I blink. He may not be a monster, but I’m not sure he’s one hundred percent sane. “Right.”
“So, the way I see things playing out is as follows, assuming we reach my bike where I have the tools to separate us. You then try to kill me, I either fight back and risk hurting you, or I let you kill me. Then I don’t have to worry about anything else and you get to ride out of here.”
I remember to shut my mouth and take a breath. That was my original plan, it failed. “Sounds like a shit plan. Why wouldn’t you hurt me?”
“I’m not going to kill a fae woman.”
“Why?”
“There’s not many of you.”
Great, I’m rare and wanted by fae hunters…except him. Somehow, I manage to feel slighted even though he doesn’t want to go to faery, and I don’t want to either.
I tilt my chin. “So who did you kill?”
“My brother.”
I’m bound to a killer of men and monsters. Sure, he says he won’t kill me now, but in a few days if it looks like it’s his only chance to leave, I’m sure he wouldn’t hesitate.
“He’d returned from here with a woman, but she didn’t want him.”
“She wanted you?”
“No, she wanted to go home. When it became clear, that wasn’t an option, she vowed to have nothing to do with my brother. He didn’t take that well; most riders pick a woman who likes them, or who at least is happy with the deal. He failed. And then he tried to force her to stay with him. I intervened before he could hurt her, and when he turned on me, I killed him.” He sighs. “I should probably regret that, but I don’t.”
Right…that was…I guess he thought it was honorable. Maybe it was. He saved the woman and damned himself.
“And if your brother had lived?”
“He’d have been banished to the outer realms.”
“Why didn’t they thank you? Did she thank you?”
“She did. And she spoke at my trial. But there is no leniency, and I knew what I was doing and the danger of getting involved, even though it was the right thing to do. I accepted my fate.”
“And you accept it now?” I kick the rope with my foot.
Cillian smiles, his teeth gleaming white in the moonlight. “Not yet.” He extends his hand. “Do we fight together, Flick?”
I can’t fight him and our captor. For the moment, I make the deal. I clasp his hand. His skin is warm, and his palm is rough. He feels real, human even, except for the slight static that runs over my skin at his touch.
I am touching a fairy. I expect wings or a wand or something.
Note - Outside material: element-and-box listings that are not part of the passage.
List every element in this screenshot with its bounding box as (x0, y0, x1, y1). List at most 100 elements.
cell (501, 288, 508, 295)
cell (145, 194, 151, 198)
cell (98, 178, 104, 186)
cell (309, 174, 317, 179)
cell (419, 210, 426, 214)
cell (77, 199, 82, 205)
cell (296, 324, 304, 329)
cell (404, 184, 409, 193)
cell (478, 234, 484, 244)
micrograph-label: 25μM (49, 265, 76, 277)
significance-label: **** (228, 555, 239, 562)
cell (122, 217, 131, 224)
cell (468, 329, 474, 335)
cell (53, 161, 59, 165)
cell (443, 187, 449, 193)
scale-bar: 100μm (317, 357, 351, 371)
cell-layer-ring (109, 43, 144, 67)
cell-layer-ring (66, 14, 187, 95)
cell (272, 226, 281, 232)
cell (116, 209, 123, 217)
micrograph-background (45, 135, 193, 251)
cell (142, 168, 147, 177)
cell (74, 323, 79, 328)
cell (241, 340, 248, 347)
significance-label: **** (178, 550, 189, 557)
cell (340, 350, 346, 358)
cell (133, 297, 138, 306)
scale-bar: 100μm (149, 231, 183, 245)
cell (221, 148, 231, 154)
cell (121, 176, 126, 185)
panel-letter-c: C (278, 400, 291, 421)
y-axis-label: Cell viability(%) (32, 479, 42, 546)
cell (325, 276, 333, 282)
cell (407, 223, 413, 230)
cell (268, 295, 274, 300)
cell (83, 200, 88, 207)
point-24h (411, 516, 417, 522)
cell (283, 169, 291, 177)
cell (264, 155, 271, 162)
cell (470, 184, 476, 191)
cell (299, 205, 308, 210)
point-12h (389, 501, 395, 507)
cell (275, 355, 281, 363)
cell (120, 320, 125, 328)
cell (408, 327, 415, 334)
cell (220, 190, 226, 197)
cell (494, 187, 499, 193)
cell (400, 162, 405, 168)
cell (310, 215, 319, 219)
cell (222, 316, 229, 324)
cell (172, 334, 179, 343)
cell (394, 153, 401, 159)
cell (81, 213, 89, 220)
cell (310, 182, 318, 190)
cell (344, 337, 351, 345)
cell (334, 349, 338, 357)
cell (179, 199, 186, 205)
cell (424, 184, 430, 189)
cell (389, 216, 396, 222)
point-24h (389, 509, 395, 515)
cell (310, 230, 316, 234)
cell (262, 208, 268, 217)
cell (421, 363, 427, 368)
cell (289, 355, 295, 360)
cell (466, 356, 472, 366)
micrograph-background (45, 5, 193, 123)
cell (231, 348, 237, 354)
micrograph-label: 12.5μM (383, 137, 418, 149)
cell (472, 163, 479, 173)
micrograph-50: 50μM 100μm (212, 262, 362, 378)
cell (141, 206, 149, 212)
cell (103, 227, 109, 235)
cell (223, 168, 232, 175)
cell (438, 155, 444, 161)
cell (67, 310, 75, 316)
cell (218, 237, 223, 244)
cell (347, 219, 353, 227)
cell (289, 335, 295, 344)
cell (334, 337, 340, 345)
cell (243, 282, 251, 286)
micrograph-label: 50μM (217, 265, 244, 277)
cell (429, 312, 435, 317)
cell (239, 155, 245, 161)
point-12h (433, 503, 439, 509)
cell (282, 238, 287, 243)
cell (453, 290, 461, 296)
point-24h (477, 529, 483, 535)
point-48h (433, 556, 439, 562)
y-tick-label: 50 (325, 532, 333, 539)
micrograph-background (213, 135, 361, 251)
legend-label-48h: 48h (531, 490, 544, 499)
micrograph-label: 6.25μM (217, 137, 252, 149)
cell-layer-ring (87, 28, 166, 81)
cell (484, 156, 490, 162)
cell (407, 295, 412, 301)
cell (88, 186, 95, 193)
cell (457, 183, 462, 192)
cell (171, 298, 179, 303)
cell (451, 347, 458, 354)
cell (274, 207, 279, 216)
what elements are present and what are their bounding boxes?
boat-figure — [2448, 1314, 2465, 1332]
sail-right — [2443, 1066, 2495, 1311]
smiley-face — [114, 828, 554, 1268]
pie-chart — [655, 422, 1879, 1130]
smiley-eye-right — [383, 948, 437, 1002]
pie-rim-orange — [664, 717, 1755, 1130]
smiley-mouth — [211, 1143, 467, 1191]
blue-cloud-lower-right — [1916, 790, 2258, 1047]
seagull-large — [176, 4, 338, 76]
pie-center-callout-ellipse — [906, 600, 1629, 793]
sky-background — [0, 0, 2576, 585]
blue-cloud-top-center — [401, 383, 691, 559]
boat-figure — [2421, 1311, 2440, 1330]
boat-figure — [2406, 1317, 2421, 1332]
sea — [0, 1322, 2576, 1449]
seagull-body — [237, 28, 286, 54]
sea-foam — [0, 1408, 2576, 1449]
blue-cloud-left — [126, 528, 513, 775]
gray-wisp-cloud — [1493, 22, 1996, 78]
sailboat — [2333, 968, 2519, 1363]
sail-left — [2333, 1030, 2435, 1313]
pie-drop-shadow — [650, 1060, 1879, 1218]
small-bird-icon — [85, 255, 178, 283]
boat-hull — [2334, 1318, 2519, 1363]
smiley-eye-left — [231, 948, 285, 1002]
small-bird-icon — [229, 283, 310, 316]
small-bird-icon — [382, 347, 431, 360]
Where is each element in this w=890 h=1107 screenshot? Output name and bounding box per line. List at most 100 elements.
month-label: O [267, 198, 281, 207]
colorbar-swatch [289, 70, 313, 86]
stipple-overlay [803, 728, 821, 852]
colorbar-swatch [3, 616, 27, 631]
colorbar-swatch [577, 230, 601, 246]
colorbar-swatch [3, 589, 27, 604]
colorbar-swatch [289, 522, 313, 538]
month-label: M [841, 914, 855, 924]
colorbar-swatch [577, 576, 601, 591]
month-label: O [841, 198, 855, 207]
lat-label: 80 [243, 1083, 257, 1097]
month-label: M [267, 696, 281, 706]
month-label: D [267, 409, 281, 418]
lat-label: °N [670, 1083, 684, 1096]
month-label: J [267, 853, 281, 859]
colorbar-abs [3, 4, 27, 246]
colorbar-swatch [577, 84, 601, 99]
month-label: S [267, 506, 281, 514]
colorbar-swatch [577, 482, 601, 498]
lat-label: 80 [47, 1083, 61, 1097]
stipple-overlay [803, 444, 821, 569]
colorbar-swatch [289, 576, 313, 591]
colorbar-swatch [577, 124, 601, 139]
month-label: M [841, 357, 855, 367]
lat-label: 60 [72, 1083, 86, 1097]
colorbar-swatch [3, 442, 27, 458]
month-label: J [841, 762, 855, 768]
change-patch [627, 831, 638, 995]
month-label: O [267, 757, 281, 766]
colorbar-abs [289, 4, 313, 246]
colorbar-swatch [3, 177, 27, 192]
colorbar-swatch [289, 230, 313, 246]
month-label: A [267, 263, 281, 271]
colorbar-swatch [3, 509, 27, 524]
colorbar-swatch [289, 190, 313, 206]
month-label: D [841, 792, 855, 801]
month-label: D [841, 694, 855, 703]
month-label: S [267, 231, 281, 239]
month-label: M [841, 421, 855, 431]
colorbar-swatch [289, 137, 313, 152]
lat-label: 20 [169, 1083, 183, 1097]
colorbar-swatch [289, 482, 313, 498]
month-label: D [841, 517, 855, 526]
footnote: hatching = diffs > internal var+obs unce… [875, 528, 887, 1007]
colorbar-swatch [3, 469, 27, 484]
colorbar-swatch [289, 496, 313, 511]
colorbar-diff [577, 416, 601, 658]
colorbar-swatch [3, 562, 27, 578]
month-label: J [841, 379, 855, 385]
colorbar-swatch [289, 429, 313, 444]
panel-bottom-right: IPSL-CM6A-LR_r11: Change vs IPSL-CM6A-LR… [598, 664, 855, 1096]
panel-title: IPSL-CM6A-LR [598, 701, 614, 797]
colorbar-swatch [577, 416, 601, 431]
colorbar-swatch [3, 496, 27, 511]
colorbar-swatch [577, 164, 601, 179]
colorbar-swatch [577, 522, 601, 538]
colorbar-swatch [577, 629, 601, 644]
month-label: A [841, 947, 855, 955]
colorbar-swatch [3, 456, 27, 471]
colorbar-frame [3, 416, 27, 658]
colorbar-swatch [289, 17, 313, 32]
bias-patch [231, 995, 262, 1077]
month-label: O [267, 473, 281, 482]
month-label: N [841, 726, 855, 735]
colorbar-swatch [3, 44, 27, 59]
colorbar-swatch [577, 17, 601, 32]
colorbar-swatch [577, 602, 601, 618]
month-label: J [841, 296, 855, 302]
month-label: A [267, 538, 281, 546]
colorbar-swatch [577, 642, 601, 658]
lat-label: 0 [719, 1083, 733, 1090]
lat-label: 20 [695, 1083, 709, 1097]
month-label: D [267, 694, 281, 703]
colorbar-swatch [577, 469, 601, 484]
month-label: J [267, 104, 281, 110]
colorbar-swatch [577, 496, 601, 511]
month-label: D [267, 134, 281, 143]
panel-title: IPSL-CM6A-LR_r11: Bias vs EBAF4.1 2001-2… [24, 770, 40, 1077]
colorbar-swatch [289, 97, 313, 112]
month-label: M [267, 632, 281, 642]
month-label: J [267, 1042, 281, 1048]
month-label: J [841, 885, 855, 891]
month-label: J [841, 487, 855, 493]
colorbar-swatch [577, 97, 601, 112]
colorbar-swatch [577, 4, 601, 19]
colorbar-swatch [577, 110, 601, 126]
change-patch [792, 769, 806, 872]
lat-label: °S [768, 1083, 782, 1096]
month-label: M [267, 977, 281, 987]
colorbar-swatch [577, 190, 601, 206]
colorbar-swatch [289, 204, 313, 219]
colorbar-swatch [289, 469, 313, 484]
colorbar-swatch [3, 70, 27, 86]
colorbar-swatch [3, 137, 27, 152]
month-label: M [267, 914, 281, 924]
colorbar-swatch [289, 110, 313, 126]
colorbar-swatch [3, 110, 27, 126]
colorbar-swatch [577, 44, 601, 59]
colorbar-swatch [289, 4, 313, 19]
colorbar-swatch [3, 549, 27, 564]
Magic dust? “Don’t suppose you can grant wishes?”
“No.” He releases my hand.
“Damn.”
“If I had my necklace, we could be out of here and in faery.”
“Then I’d be trading one cell for another.”
“Ah, but faery is very pretty. And it’s an easy life.”
“It’s not my life.” My life is here hunting monsters. Why am I teaming up with one? Once I’m free, our truce is over.
“Nor mine anymore. But since our captor took my way home, we have to assume they know what it does.”
“What if they’ve gone to faery and left us in here?” We both glance around the desert. I stare at the rocks and shadows, their shapes taking a familiar form. They’re bones.